Wacky rom-com antics seem likely to ensue in next paragraph, in which she pursues “stage 2 of my rebellion” by going to a sex shop with her lesbian friends. The scene isn’t narrated in enough detail to make anyone laugh, though. If she wanted me to LOL, she should have made up a part where like, she runs into her boss while waving around a gigantic black dildo. Or maybe her chihuahau bites open a tube of strawberry-scented lube, and it squirts all over her silk scarf, and the clerk is like “since you damaged that, you have to buy it,” and then the next day she’s at Mormon church, and the lube falls out of her purse & into the collection plate… then an old lady sitting next to her says something incongruously risqué… this movie just writes itself!
She tries dating Mormon men and regular men, but gets nowhere. Finally, she has a has a conversation with some douchebag that reveals what she’s doing wrong. After getting her to admit that she has her own career and money & stuff, this dude concludes she’s “too independent” and that “If you have all the things we’re supposed to provide, we have nothing to give you.”
She regards this as a moment of epiphany, but it is hard to see why. If all the men in one’s social circle were seeking out young, passive, helpless, mindlessly compliant women as life partners, one would think it would be the sort of thing one would notice. Nonetheless, “I tried for 15 years not to lose hope.” It’s not clear whether the 15 years happened before or after the conversation with the douchey guy. There’s some stuff about “the Gospel” that I sorta skimmed over. Then eventually, she did lose hope.
“Perhaps the failure was mine — I’m sure many church members see it that way. I was too weak to endure.” Or, perhaps the failure was that of the Mormon church, for demonizing homosexuality and female sexual desire, judging women’s worth based solely on their reproductive output, and telling people they will burn in hell for all eternity if they don’t follow a set of arbitrary rules of conduct? Nah, that’s too nitpicky. It’s probably all the author’s fault. What a slut!
“Oddly, my trip to Planned Parenthood provided much that the church had not in recent years. I was mystified by [the doctor’s] compassion.” Yes… that is odd. After all, it says right in their mission statement that “for more than 90 years, the Church of Jesus Christ of Latter-Day Saints has promoted a commonsense approach to women’s health and well-being, based on respect for each individual’s right to make informed, independent decisions about health, sex, and family planning,” so it’s hard to see how they could have dropped the ball in this one instance WAIT I THINK I’VE MIXED THINGS UP SOMEHOW.

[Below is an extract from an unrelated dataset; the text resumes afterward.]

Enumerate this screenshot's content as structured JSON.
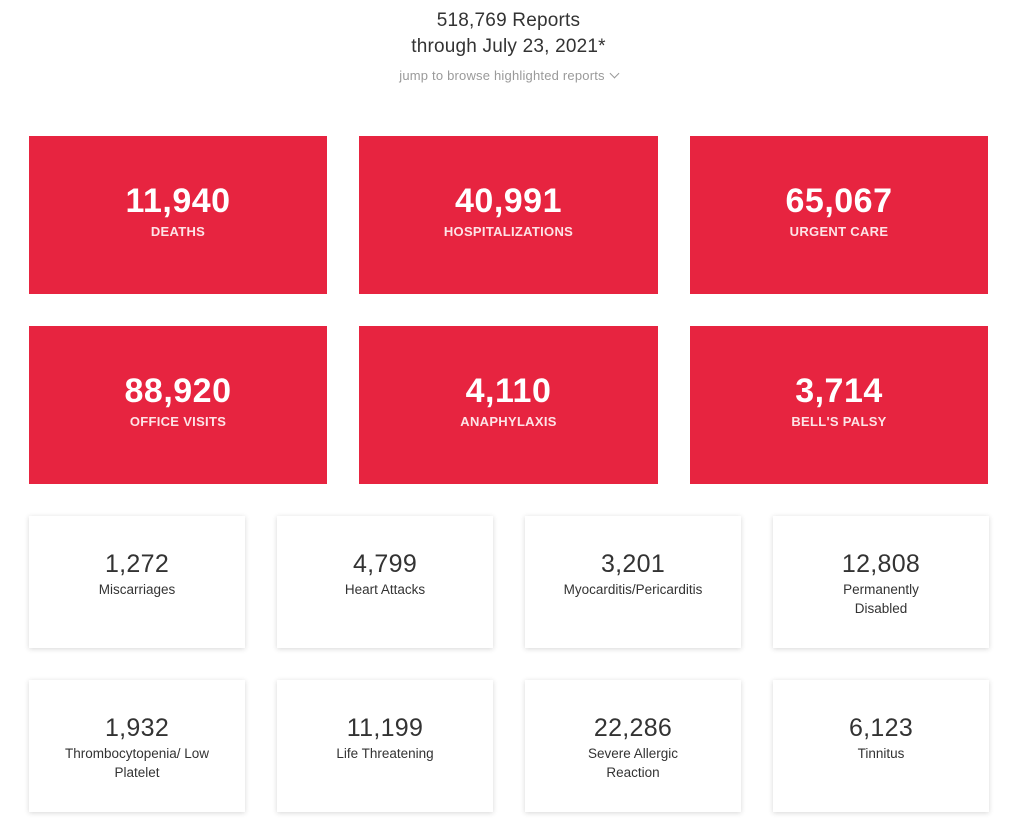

The nice lady doctor touched her all compassionately, and she cried. The end, almost. There’s one more paragraph. So, is this going to be it, the thrilling conclusion, the sex scene? Will she finally live out her dream of ass-balling on a mountaintop with a Heath Ledger lookalike?
No. “I would have an IUD instead of children.” Congratulations on your spiky little bundle of joy! This isn’t a very good movie, after all.
I can’t believe Planned Parenthood topped the list of places the author never thought she’d go.
“I might go to the top of Mt Everest some day, but definitely not Planned Parenthood.”
“I might visit North Korea some day, but definitely not Planned Parenthood.”
It’s an evil place! They do abortions! Also, prevent abortions by giving people condoms.
They don’t do abortions in North Korea do they? Or did you mean Mount Everest?